Cornwall Insight has recently launched its new Benchmark Power Curve (CI BPC) service to complement its already deep set of wholesale research subscription services.
The CI BPC is a comprehensive market and asset-level power price modelling service that delivers long-term price forecasts, informed by industry-leading regulatory, market and policy expertise, and supplemented with direct access to trusted practitioners.
Focusing on scenario-based 20-year projections of electricity prices in Great Britain (GB), coverage includes baseload and peak prices presented in real values of the day and at quarterly granularity.
With the rapid and ever-changing landscape of the market, the scenarios are not mere snap-shots based on the current market structure, but capture this developing nature with greater renewables, flexibility, interconnection with European markets and growth of electric vehicles (EVs).
The CI BPC is designed with a range of market participants in mind from lenders, equity investors, developers, operators, traders and financial advisors engaged with the power market in GB. It has also been developed with a technology agnostic approach, with price curves for different technologies (including offshore and onshore wind, solar PV, CCGT and others), fully reflecting price and value-capture based on the different operating and load profiles of various types of power assets.
The report will also show the effect of location on the behaviour of small-scale capacity in the distribution networks. With the modelling integrating balancing market, capacity market, gas, coal, and carbon forecasts.
The service is presented quarterly with a summary report, accompanying a detailed results workbook. Subscribers will also be able to take part in a user group forum discussing the issues and helping to frame future updates.

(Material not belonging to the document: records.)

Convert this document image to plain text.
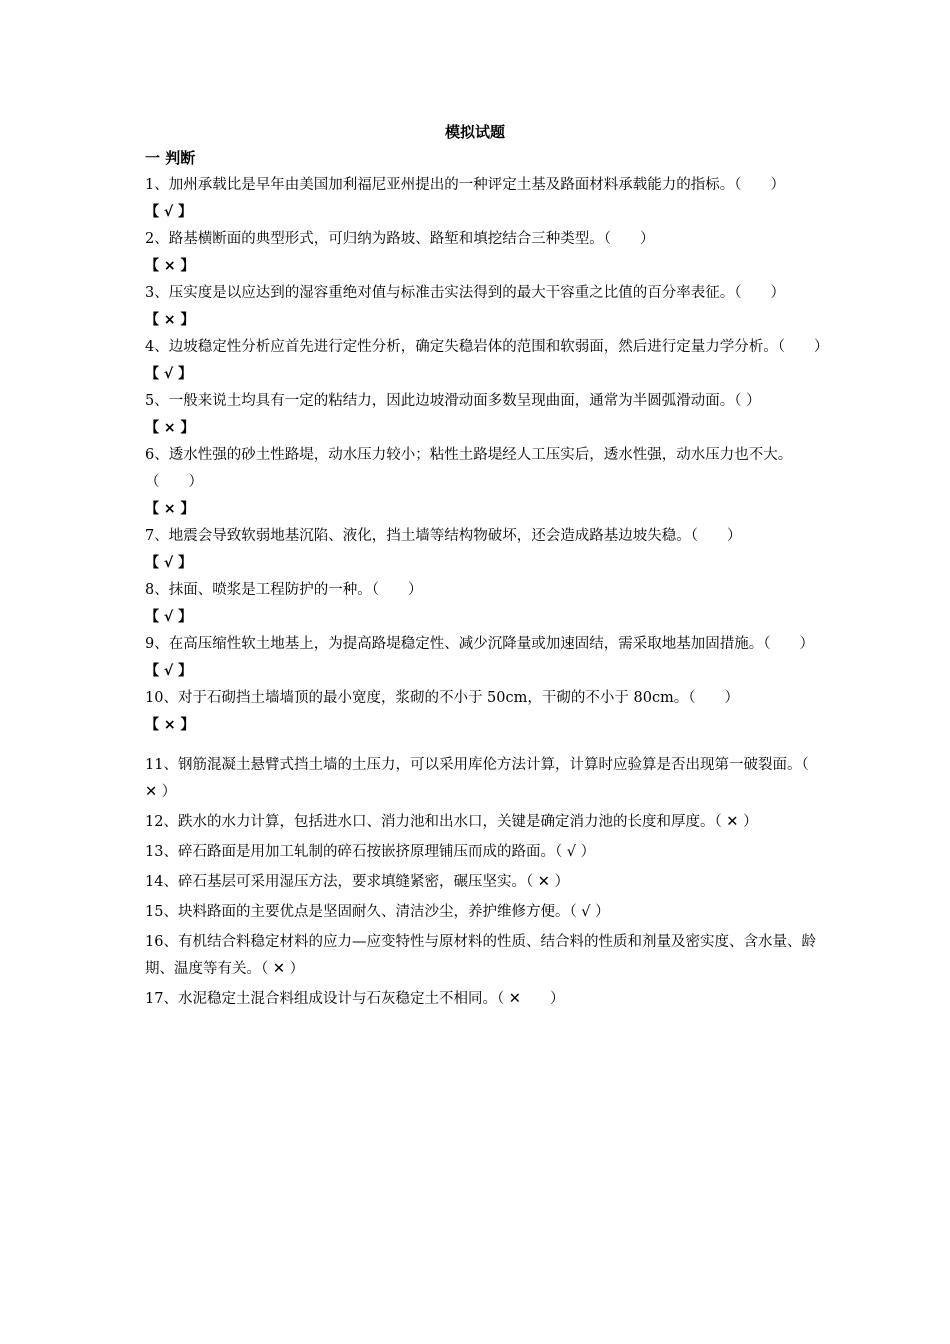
模拟试题
一 判断
1、加州承载比是早年由美国加利福尼亚州提出的一种评定土基及路面材料承载能力的指标。（　　）
【 √ 】
2、路基横断面的典型形式，可归纳为路坡、路堑和填挖结合三种类型。（　　）
【 × 】
3、压实度是以应达到的湿容重绝对值与标准击实法得到的最大干容重之比值的百分率表征。（　　）
【 × 】
4、边坡稳定性分析应首先进行定性分析，确定失稳岩体的范围和软弱面，然后进行定量力学分析。（　　）
【 √ 】
5、一般来说土均具有一定的粘结力，因此边坡滑动面多数呈现曲面，通常为半圆弧滑动面。（ ）
【 × 】
6、透水性强的砂土性路堤，动水压力较小；粘性土路堤经人工压实后，透水性强，动水压力也不大。（　　）
【 × 】
7、地震会导致软弱地基沉陷、液化，挡土墙等结构物破坏，还会造成路基边坡失稳。（　　）
【 √ 】
8、抹面、喷浆是工程防护的一种。（　　）
【 √ 】
9、在高压缩性软土地基上，为提高路堤稳定性、减少沉降量或加速固结，需采取地基加固措施。（　　）
【 √ 】
10、对于石砌挡土墙墙顶的最小宽度，浆砌的不小于 50cm，干砌的不小于 80cm。（　　）
【 × 】
11、钢筋混凝土悬臂式挡土墙的土压力，可以采用库伦方法计算，计算时应验算是否出现第一破裂面。（ ✕ ）
12、跌水的水力计算，包括进水口、消力池和出水口，关键是确定消力池的长度和厚度。（ ✕ ）
13、碎石路面是用加工轧制的碎石按嵌挤原理铺压而成的路面。（ √ ）
14、碎石基层可采用湿压方法，要求填缝紧密，碾压坚实。（ ✕ ）
15、块料路面的主要优点是坚固耐久、清洁沙尘，养护维修方便。（ √ ）
16、有机结合料稳定材料的应力—应变特性与原材料的性质、结合料的性质和剂量及密实度、含水量、龄期、温度等有关。（ ✕ ）
17、水泥稳定土混合料组成设计与石灰稳定土不相同。（ ✕　　）
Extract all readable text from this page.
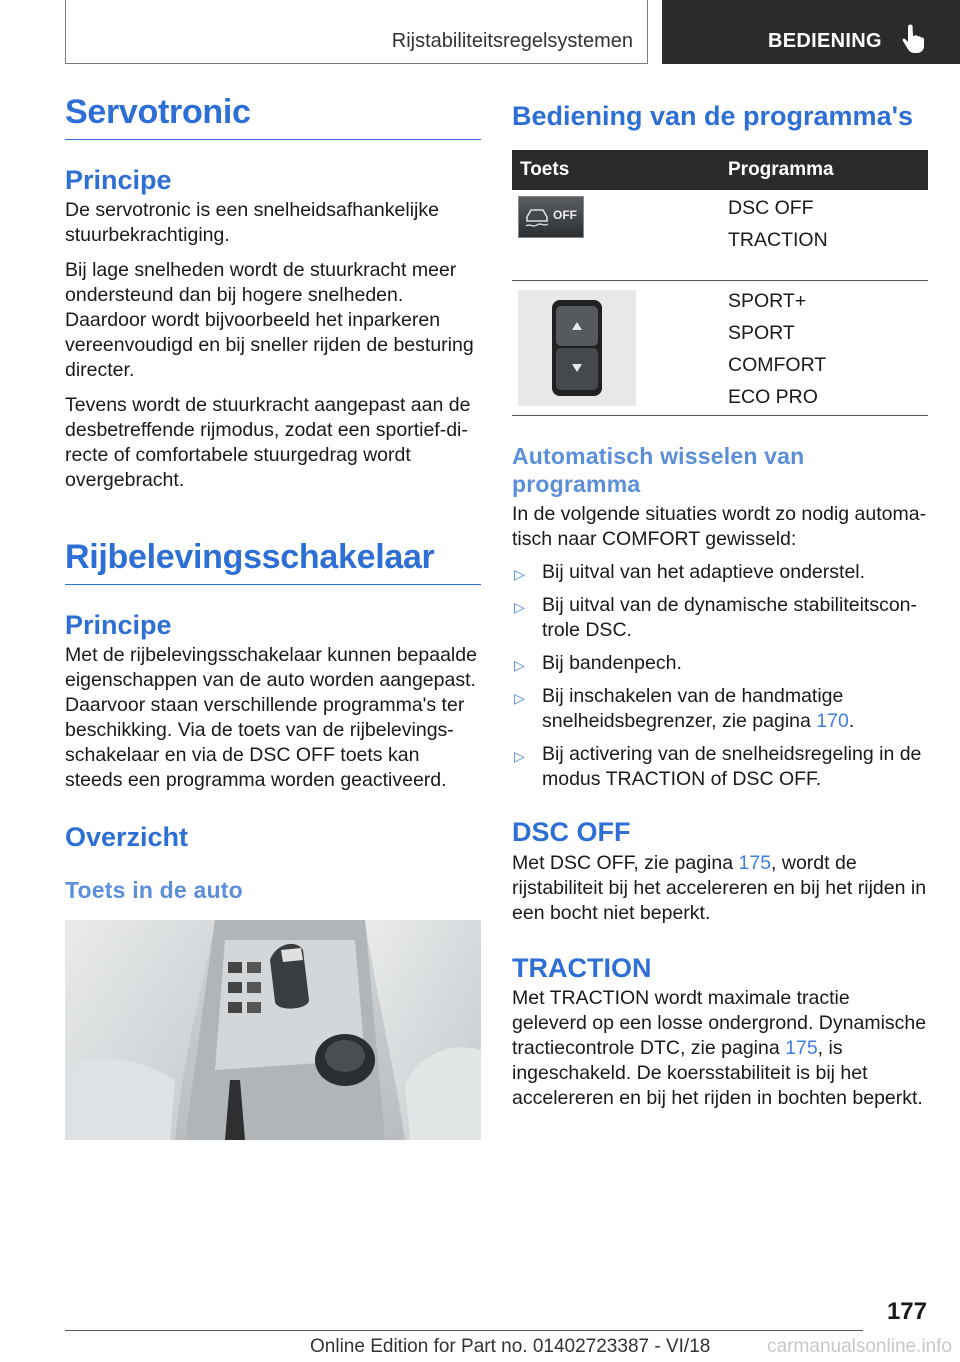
Rijstabiliteitsregelsystemen	BEDIENING
Servotronic
Principe

De servotronic is een snelheidsafhankelijke stuurbekrachtiging.

Bij lage snelheden wordt de stuurkracht meer ondersteund dan bij hogere snelheden. Daardoor wordt bijvoorbeeld het inparkeren vereenvoudigd en bij sneller rijden de besturing directer.

Tevens wordt de stuurkracht aangepast aan de desbetreffende rijmodus, zodat een sportief-directe of comfortabele stuurgedrag wordt overgebracht.

Rijbelevingsschakelaar
Principe

Met de rijbelevingsschakelaar kunnen bepaalde eigenschappen van de auto worden aangepast. Daarvoor staan verschillende programma's ter beschikking. Via de toets van de rijbelevingsschakelaar en via de DSC OFF toets kan steeds een programma worden geactiveerd.

Overzicht
Toets in de auto
Bediening van de programma's
Toets	Programma

OFF	DSC OFF
TRACTION

SPORT+
SPORT
COMFORT
ECO PRO
Automatisch wisselen van programma

In de volgende situaties wordt zo nodig automatisch naar COMFORT gewisseld:

▷ Bij uitval van het adaptieve onderstel.
▷ Bij uitval van de dynamische stabiliteitscontrole DSC.
▷ Bij bandenpech.
▷ Bij inschakelen van de handmatige snelheidsbegrenzer, zie pagina 170.
▷ Bij activering van de snelheidsregeling in de modus TRACTION of DSC OFF.
DSC OFF

Met DSC OFF, zie pagina 175, wordt de rijstabiliteit bij het accelereren en bij het rijden in een bocht niet beperkt.

TRACTION

Met TRACTION wordt maximale tractie geleverd op een losse ondergrond. Dynamische tractiecontrole DTC, zie pagina 175, is ingeschakeld. De koersstabiliteit is bij het accelereren en bij het rijden in bochten beperkt.

177
Online Edition for Part no. 01402723387 - VI/18	carmanualsonline.info
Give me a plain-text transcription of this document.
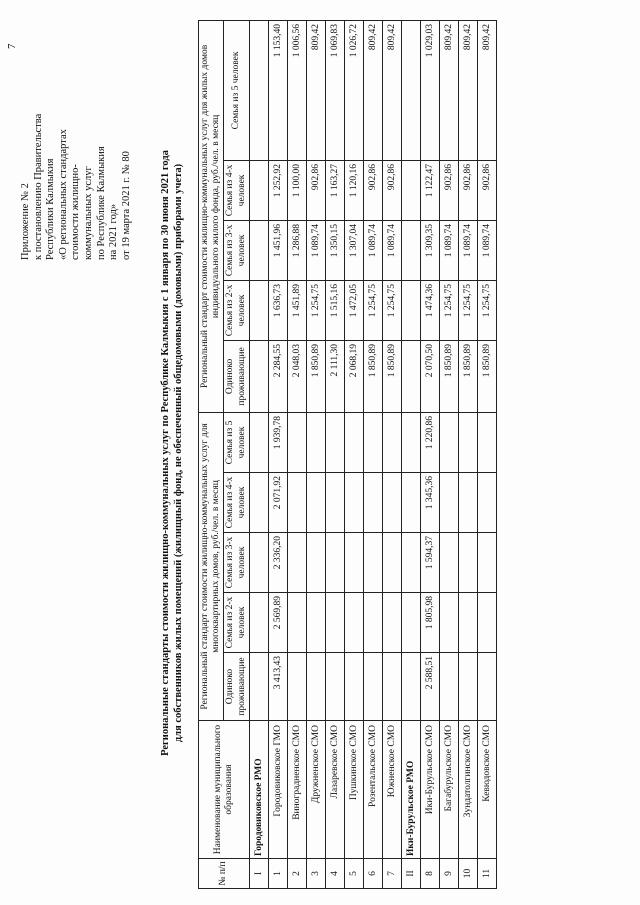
7
Приложение № 2 к постановлению Правительства Республики Калмыкия «О региональных стандартах стоимости жилищно- коммунальных услуг по Республике Калмыкия на 2021 год» от 19 марта 2021 г. № 80	Региональные стандарты стоимости жилищно-коммунальных услуг по Республике Калмыкия с 1 января по 30 июня 2021 года для собственников жилых помещений (жилищный фонд, не обеспеченный общедомовыми (домовыми) приборами учета)
№ п/п	Наименование муниципального образования	Региональный стандарт стоимости жилищно-коммунальных услуг для многоквартирных домов, руб./чел. в месяц					Региональный стандарт стоимости жилищно-коммунальных услуг для жилых домов индивидуального жилого фонда, руб./чел. в месяц				
		Одиноко проживающие	Семья из 2-х человек	Семья из 3-х человек	Семья из 4-х человек	Семья из 5 человек	Одиноко проживающие	Семья из 2-х человек	Семья из 3-х человек	Семья из 4-х человек	Семья из 5 человек
I	Городовиковское РМО										
1	Городовиковское ГМО	3 413,43	2 569,89	2 336,20	2 071,92	1 939,78	2 284,55	1 636,73	1 451,96	1 252,92	1 153,40
2	Виноградненское СМО						2 048,03	1 451,89	1 286,88	1 100,00	1 006,56
3	Дружненское СМО						1 850,89	1 254,75	1 089,74	902,86	809,42
4	Лазаревское СМО						2 111,30	1 515,16	1 350,15	1 163,27	1 069,83
5	Пушкинское СМО						2 068,19	1 472,05	1 307,04	1 120,16	1 026,72
6	Розентальское СМО						1 850,89	1 254,75	1 089,74	902,86	809,42
7	Южненское СМО						1 850,89	1 254,75	1 089,74	902,86	809,42
II	Ики-Бурульское РМО										
8	Ики-Бурульское СМО	2 588,51	1 805,98	1 594,37	1 345,36	1 220,86	2 070,50	1 474,36	1 309,35	1 122,47	1 029,03
9	Багабурульское СМО						1 850,89	1 254,75	1 089,74	902,86	809,42
10	Зундатолгинское СМО						1 850,89	1 254,75	1 089,74	902,86	809,42
11	Кевюдовское СМО						1 850,89	1 254,75	1 089,74	902,86	809,42
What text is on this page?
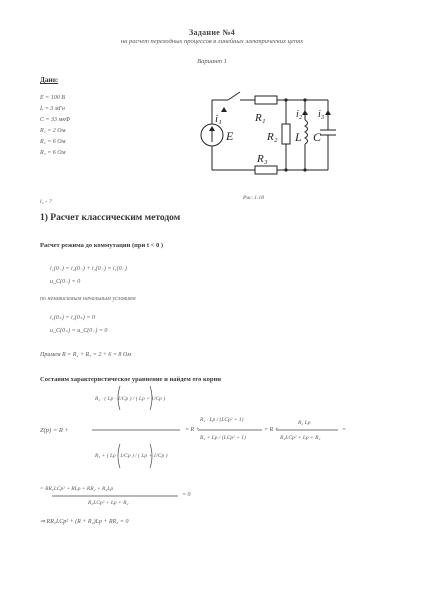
Задание №4
на расчет переходных процессов в линейных электрических цепях
Вариант 1
Дано:
E = 100 B
L = 3 мГн
C = 33 мкФ
R₁ = 2 Ом
R₂ = 6 Ом
R₃ = 6 Ом
i₁ - ?
i₁	R₁
R₂
i₂ i₃
L C
R₃
E
Рис. 1.18
1) Расчет классическим методом
Расчет режима до коммутации (при t < 0 )
i₁(0₋) = i₂(0₋) + i₃(0₋) = i₁(0₋)
u_C(0₋) = 0
по независимым начальным условиям
i₁(0₊) = i₂(0₊) = 0
u_C(0₊) = u_C(0₋) = 0
Примем R = R₁ + R₃ = 2 + 6 = 8 Ом
Составим характеристическое уравнение и найдем его корни
Z(p) = R +
R₂ · ( Lp · 1/Cp ) / ( Lp + 1/Cp )
R₂ + ( Lp · 1/Cp ) / ( Lp + 1/Cp )
= R +
R₂ · Lp / (LCp² + 1)
R₂ + Lp / (LCp² + 1)
= R +
R₂ Lp
R₂LCp² + Lp + R₂
=
= RR₂LCp² + RLp + RR₂ + R₂Lp
R₂LCp² + Lp + R₂
= 0
⇒ RR₂LCp² + (R + R₂)Lp + RR₂ = 0
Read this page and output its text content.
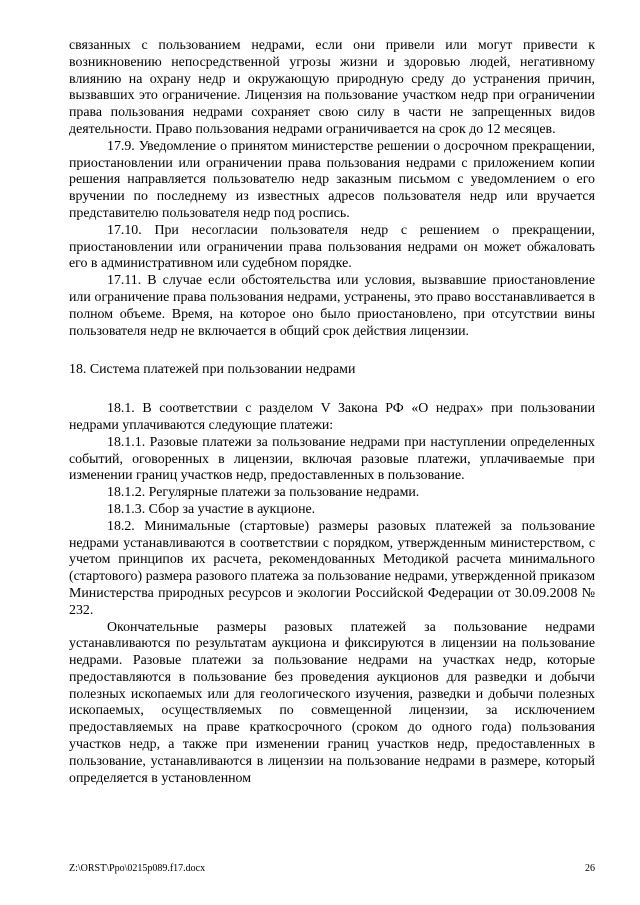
связанных с пользованием недрами, если они привели или могут привести к возникновению непосредственной угрозы жизни и здоровью людей, негативному влиянию на охрану недр и окружающую природную среду до устранения причин, вызвавших это ограничение. Лицензия на пользование участком недр при ограничении права пользования недрами сохраняет свою силу в части не запрещенных видов деятельности. Право пользования недрами ограничивается на срок до 12 месяцев.

17.9. Уведомление о принятом министерстве решении о досрочном прекращении, приостановлении или ограничении права пользования недрами с приложением копии решения направляется пользователю недр заказным письмом с уведомлением о его вручении по последнему из известных адресов пользователя недр или вручается представителю пользователя недр под роспись.

17.10. При несогласии пользователя недр с решением о прекращении, приостановлении или ограничении права пользования недрами он может обжаловать его в административном или судебном порядке.

17.11. В случае если обстоятельства или условия, вызвавшие приостановление или ограничение права пользования недрами, устранены, это право восстанавливается в полном объеме. Время, на которое оно было приостановлено, при отсутствии вины пользователя недр не включается в общий срок действия лицензии.

18. Система платежей при пользовании недрами

18.1. В соответствии с разделом V Закона РФ «О недрах» при пользовании недрами уплачиваются следующие платежи:

18.1.1. Разовые платежи за пользование недрами при наступлении определенных событий, оговоренных в лицензии, включая разовые платежи, уплачиваемые при изменении границ участков недр, предоставленных в пользование.

18.1.2. Регулярные платежи за пользование недрами.

18.1.3. Сбор за участие в аукционе.

18.2. Минимальные (стартовые) размеры разовых платежей за пользование недрами устанавливаются в соответствии с порядком, утвержденным министерством, с учетом принципов их расчета, рекомендованных Методикой расчета минимального (стартового) размера разового платежа за пользование недрами, утвержденной приказом Министерства природных ресурсов и экологии Российской Федерации от 30.09.2008 № 232.

Окончательные размеры разовых платежей за пользование недрами устанавливаются по результатам аукциона и фиксируются в лицензии на пользование недрами. Разовые платежи за пользование недрами на участках недр, которые предоставляются в пользование без проведения аукционов для разведки и добычи полезных ископаемых или для геологического изучения, разведки и добычи полезных ископаемых, осуществляемых по совмещенной лицензии, за исключением предоставляемых на праве краткосрочного (сроком до одного года) пользования участков недр, а также при изменении границ участков недр, предоставленных в пользование, устанавливаются в лицензии на пользование недрами в размере, который определяется в установленном

Z:\ORST\Ppo\0215p089.f17.docx	26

One notable output from the first set of results concerns the ability and process for GB to meet its current carbon budgets. Findings from the analysis show that meeting the fourth and fifth carbon budgets is possible without the commissioning of new nuclear capacity and that this can be achieved at a lower cost compared to developing a new fleet of reactor as improvements to the development and operation of onshore and offshore wind and solar becomes increasingly cost effective. This would mark a notable shift from previous thoughts that nuclear generation and new build plants were an imperative step towards meeting our carbon targets.
However, despite the falling costs of onshore and offshore wind, deployment would still need some form of support above and beyond the current market as captured wholesale prices for renewables projects, as the cannibalisation effect will reduce revenues. Capacity Market de-rating is also seen to be too low to encourage new build.
This continued operation of traditional, thermal baseload plant is increasingly called into question; with the modelling showing in some scenarios minimal additional CCGT deployment, with new build generally only replacing older units, as highlighted at Figure 1 below.
The wider implications in terms of security of supply would see a shift, to now being provided by interconnectors, reciprocating engines and OCGTs – but in order to drive this new capacity an increase in the CM price is seen as inevitable.
While in terms of battery storage, such assets can be seen to play an important role, but this is predominantly restricted to supplying wholesale arbitrage, with widescale deployment not viable until late 2020s.